Research carried out over time has led to the conclusion that in Barranco León, at first, there was a source of fresh water from the subsoil that attracted the abundant fauna that inhabited this corner of the province of Granada 1.4 million years ago. It was then that a catastrophic event became an opportunity: the torrential rains suffered by the first inhabitants of Orce accumulated the stones and bones that the water found on its way; among the former, numerous limestone pebbles and some fragments of flint that had formed over millions of years in the Sierra de la Umbría. All this formed a pavement similar to what we see today in many riverbeds.

When the calm came and the waters receded, Barranco León had become a quarry that was used and exploited by humans. This site, initially formed with eroded materials from other places, became a workshop where they made multiple tools that were used to process vegetables and animals, mainly for the subsistence of our ancestors.

The presence of freshwater springs coming from the subsoil in the same area as the quarry turned Barranco León into a watering place where herbivores could quench their thirst, but where they would also fall prey to their predators, as the hominids, with their newly made tools, would consume them.

Looking for the needle in the haystack

The study now presented has its roots when the Orce research team observed among the 2,500 stone elements provided by the Barranco León site, a few that caught their attention because they came from a single block of flint and from the same limestone pebble. So they undertook a study that was like finding the needle in a haystack. The lithic technology section reached this milestone and has reconstructed the puzzle with reassemblages, i.e. putting together fragments of stones that fit together.

In order to give more consistency to the study, a spatial analysis was carried out for the first time, which has made it possible to follow the trail of the people who created them and it has been possible to demonstrate, without a doubt, that humans carried out multiple activities in Barranco León.

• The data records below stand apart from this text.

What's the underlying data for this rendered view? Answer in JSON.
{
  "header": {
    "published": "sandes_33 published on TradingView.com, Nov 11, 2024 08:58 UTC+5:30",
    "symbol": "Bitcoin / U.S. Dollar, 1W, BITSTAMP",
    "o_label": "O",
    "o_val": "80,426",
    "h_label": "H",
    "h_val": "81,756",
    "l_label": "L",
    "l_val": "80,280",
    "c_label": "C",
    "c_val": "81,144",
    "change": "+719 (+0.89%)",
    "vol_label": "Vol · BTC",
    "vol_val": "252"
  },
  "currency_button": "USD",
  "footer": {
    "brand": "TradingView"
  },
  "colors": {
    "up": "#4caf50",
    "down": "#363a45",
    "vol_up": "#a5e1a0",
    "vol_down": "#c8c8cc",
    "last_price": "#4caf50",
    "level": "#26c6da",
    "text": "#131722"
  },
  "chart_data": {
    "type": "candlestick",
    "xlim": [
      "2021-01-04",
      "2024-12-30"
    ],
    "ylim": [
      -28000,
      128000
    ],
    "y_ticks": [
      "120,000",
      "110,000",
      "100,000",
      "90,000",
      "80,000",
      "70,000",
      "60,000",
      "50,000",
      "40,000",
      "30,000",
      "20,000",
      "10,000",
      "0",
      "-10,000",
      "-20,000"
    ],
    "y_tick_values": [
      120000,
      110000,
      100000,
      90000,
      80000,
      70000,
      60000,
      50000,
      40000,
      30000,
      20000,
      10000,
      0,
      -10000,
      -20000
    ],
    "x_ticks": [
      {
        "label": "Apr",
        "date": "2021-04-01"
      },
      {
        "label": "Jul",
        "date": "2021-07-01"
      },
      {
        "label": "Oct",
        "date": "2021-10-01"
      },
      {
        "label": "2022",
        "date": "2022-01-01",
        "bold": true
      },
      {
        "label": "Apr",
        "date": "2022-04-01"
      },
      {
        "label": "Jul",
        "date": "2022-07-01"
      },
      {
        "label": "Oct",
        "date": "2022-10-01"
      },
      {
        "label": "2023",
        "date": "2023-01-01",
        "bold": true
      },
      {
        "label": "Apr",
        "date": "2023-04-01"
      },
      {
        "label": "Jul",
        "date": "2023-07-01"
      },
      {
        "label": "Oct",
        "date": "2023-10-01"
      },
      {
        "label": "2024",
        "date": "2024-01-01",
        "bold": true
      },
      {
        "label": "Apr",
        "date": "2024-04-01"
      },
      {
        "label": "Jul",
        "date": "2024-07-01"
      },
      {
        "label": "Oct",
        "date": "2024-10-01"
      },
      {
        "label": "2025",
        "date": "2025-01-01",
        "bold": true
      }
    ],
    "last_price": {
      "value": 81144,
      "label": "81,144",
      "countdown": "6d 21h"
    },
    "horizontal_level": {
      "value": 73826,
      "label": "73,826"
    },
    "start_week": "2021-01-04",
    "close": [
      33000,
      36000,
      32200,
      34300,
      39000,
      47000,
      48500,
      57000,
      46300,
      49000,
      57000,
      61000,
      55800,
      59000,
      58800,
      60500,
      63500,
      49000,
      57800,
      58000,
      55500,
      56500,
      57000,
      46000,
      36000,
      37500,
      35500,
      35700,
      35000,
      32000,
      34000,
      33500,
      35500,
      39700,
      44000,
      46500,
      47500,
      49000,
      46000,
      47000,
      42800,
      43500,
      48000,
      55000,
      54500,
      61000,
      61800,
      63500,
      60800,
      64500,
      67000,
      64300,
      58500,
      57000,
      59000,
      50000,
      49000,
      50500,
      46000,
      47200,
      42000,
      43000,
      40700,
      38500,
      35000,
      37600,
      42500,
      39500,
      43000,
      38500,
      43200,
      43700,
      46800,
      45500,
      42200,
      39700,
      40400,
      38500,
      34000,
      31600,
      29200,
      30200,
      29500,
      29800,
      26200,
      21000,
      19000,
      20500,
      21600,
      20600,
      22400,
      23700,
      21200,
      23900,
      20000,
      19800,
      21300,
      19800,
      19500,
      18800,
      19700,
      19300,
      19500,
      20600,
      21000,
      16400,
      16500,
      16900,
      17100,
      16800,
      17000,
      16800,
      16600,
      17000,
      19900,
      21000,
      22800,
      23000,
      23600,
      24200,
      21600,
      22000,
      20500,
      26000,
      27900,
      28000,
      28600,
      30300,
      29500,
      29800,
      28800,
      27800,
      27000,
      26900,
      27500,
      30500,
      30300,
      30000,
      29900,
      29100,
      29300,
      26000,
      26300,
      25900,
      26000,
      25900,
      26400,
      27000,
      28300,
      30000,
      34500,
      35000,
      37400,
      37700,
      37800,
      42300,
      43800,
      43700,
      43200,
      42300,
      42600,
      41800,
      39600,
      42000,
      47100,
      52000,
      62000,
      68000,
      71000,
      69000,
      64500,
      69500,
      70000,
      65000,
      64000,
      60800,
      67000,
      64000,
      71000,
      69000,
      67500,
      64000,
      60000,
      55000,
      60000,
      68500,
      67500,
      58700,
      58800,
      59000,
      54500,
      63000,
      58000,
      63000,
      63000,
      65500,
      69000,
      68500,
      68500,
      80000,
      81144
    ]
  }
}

After this moment of effervescence, human activity declined until it disappeared, shifting and focusing on Fuente Nueva 3, another Olduvayan site in Orce, which is located a few kilometres from Barranco León.

The research, funded by the Junta de Andalucía, has been carried out by a transdisciplinary team in which, in addition to the aforementioned staff, three members of IPHES-CERCA have also taken part: Amèlia Bargalló, Juan de la Cierva postdoctoral researcher at the Ministry of Science, Innovation and Universities; Christian Sánchez-Bandera, beneficiary of a predoctoral grant from the María de Maeztu programme, and Robert Sala Ramos, director of this research centre and full professor of Prehistory at the URV; Oriol Oms professor at the Autonomous University of Barcelona; José A. Solano from the University of Seville; José Yravedra from the Complutense University; Isidro Toro-Moyano, from the Provincial Archaeological Museum of Granada and Alexia Serrano-Ramos and Juan Manuel Jiménez Arenas from the University of Granada.